A California judge has ruled that Homeland Security violated the rights of an undocumented Central American teen held in a U.S. detention center when they tried to block her access to an abortion. While this case is far from over — there is a legal hitch involving attaching a Texas plaintiff to a California suit — it is a promising win in favor of numerous young women who complained that they are not only being shamed by the federal employees holding them in custody, but they are being blocked from medical procedures after jumping through all necessary hoops to secure them.
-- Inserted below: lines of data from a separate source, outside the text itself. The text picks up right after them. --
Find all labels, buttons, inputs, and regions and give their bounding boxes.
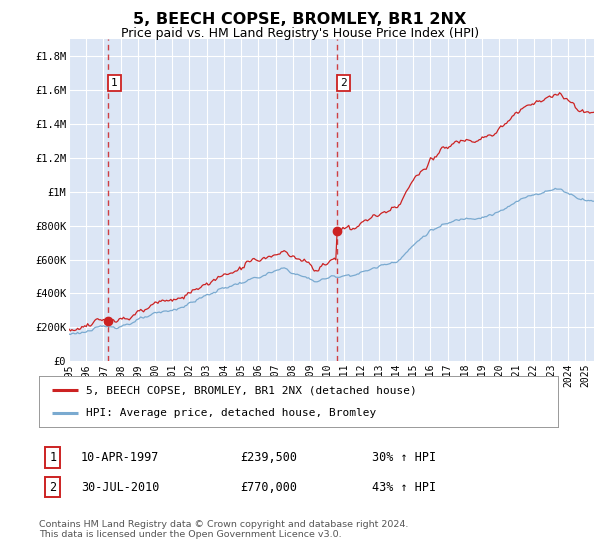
Text: Contains HM Land Registry data © Crown copyright and database right 2024.
This d: Contains HM Land Registry data © Crown c…: [39, 520, 409, 539]
Text: 1: 1: [111, 78, 118, 88]
Text: 10-APR-1997: 10-APR-1997: [81, 451, 160, 464]
Text: HPI: Average price, detached house, Bromley: HPI: Average price, detached house, Brom…: [86, 408, 376, 418]
Text: £770,000: £770,000: [240, 480, 297, 494]
Text: 2: 2: [340, 78, 347, 88]
Text: 43% ↑ HPI: 43% ↑ HPI: [372, 480, 436, 494]
Text: £239,500: £239,500: [240, 451, 297, 464]
Text: 5, BEECH COPSE, BROMLEY, BR1 2NX (detached house): 5, BEECH COPSE, BROMLEY, BR1 2NX (detach…: [86, 385, 416, 395]
Text: 2: 2: [49, 480, 56, 494]
Text: 5, BEECH COPSE, BROMLEY, BR1 2NX: 5, BEECH COPSE, BROMLEY, BR1 2NX: [133, 12, 467, 27]
Text: 30-JUL-2010: 30-JUL-2010: [81, 480, 160, 494]
Text: 1: 1: [49, 451, 56, 464]
Text: 30% ↑ HPI: 30% ↑ HPI: [372, 451, 436, 464]
Text: Price paid vs. HM Land Registry's House Price Index (HPI): Price paid vs. HM Land Registry's House …: [121, 27, 479, 40]
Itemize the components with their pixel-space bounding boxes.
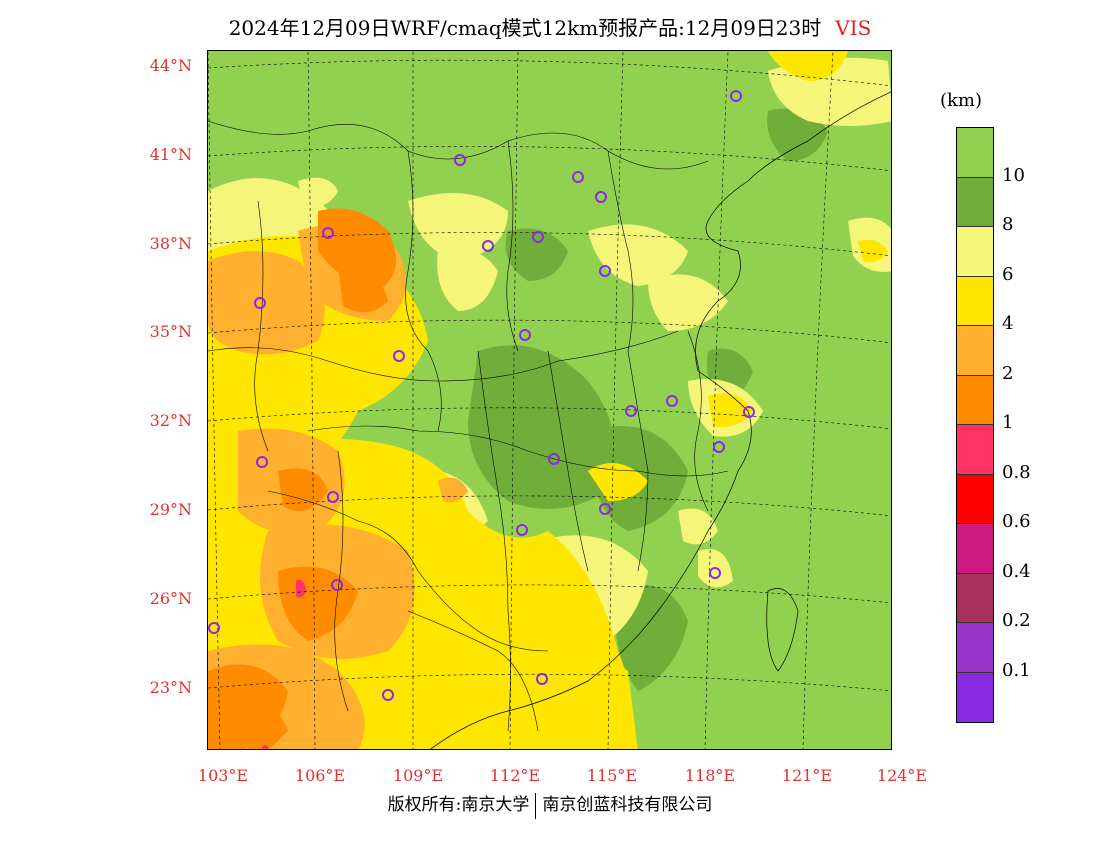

“The government may not want to facilitate abortion,” ruled U.S. Magistrate Judge Laurel Beeler. “But it cannot block it. It is doing that here.” However, Judge Beeler stopped short of filing the order that would officially bar Homeland Security from denying Jane Doe access to her abortion. That’s because she’s a California judge weighing in on a case opposed by the Texas attorney general, but Doe’s attorneys can now secure a ruling in the proper court.
Jane Doe, a minor, successfully sought a judicial waver in lieu of parental consent so that she could get an abortion. Despite going through the proper legal channels, the Office of Refugee Resettlement and Homeland Security refused to transport Jane Doe to get the procedure. Instead, they insisted she go to a religiously affiliated crisis pregnancy center. There, she was forced to get a sonogram from a non-medical technician. Jane Doe told the court, “I feel like they are trying to coerce me to carry my pregnancy to term.”
Texas Attorney General Ken Paxton fears that if future rulings on the case follow the lead of the California judge’s findings it will turn Texas into “a sanctuary state for abortion.” He’s not alone in that concern — attorney generals from Louisiana, Missouri, Nebraska, Ohio, Oklahoma, and South Carolina joined him on his brief. They’ll have a chance to make their case again once Jane Doe’s lawyers of file a new suit in either Texas or Washington D.C. to continue the fight.